C'est bien une comédie sociale qu'il nous livre à travers les mésaventures du jeune Meilcour qui découvre les tourments du coeur et les incertitudes de l'amour à travers ses relations avec trois femmes.
Mme de Lursay, l'amie de sa mère, belle femme mûre et expérimentée qu'il admire et rêve de séduire alors que celle-ci lutte contre le tendre attachement qu'il lui inspire.
Mme de Sénanges, la voluptueuse coquine qui vit pour les plaisirs de l'amour et ne dédaignerait pas d'ajouter à son tableau de chasse ce joli jeune homme
Enfin la belle Hortense, mystérieuse et inaccessible qui enflamme les sens de notre héros par son indifférence.
C'est bien la maxime: suis-moi, je te fuis, fuis-moi, je te suis qui est ici illustrée avec un raffinement extraordinaire, porté par la merveilleuse langue du 18ème siècle qui berce son lecteur et le laisse imaginer qu'il lit, pelotonné dans une vaste bergère douillette aux moelleux coussins de satin.
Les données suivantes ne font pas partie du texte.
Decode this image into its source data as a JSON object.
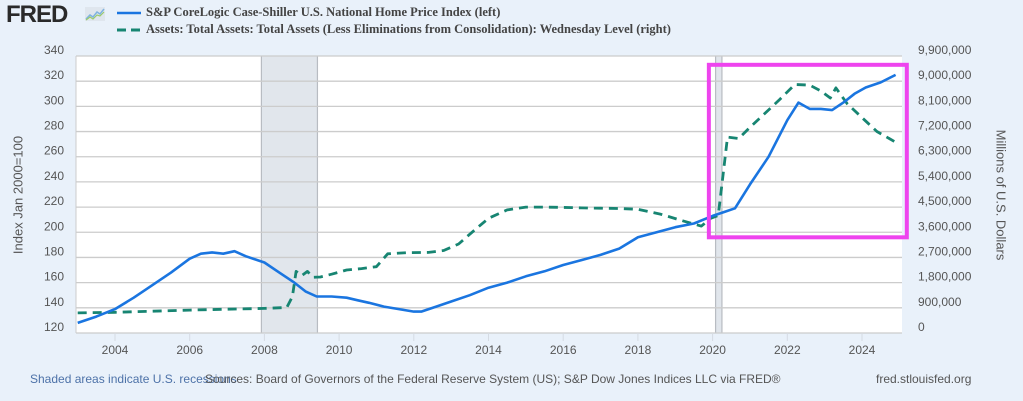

Le monde révolutionnaire est encore loin et c'est la douceur de vivre d'une aristocratie oisive qui donne le ton au récit.
Toutefois, il ne faut pas être dupe des apparences et Versac, le mondain aguerri qui se pique de donner au jeune Meilcour de judicieux conseils pour se frayer un chemin dans le monde, traduit dans son discours le regard sans concession que porte Crebillon sur la socièté de son temps dans laquelle "le coeur et l'esprit sont forcés de s'y gâter, tout y est mode et affectation ".
Nous voici dans le royaume de l'imposture, de la dissimulation et du paraître, là où triomphe "l'esprit frivole et méchant, le discours entortillé".
Mais qui a dit que ce monde est tellement éloigné du nôtre et qu'il est impossible de s'y reconnaître et de s'y projeter ?
Regardez autour de vous. La nature humaine reste diablement identique et au détour d'un cocktail mondain , vous aurez certainement la surprise de croiser Versac qui aura troqué son jabot de dentelles et son habit de soie, pour un costume Hugo Boss. Ne manquez pas de le saluer de ma part ...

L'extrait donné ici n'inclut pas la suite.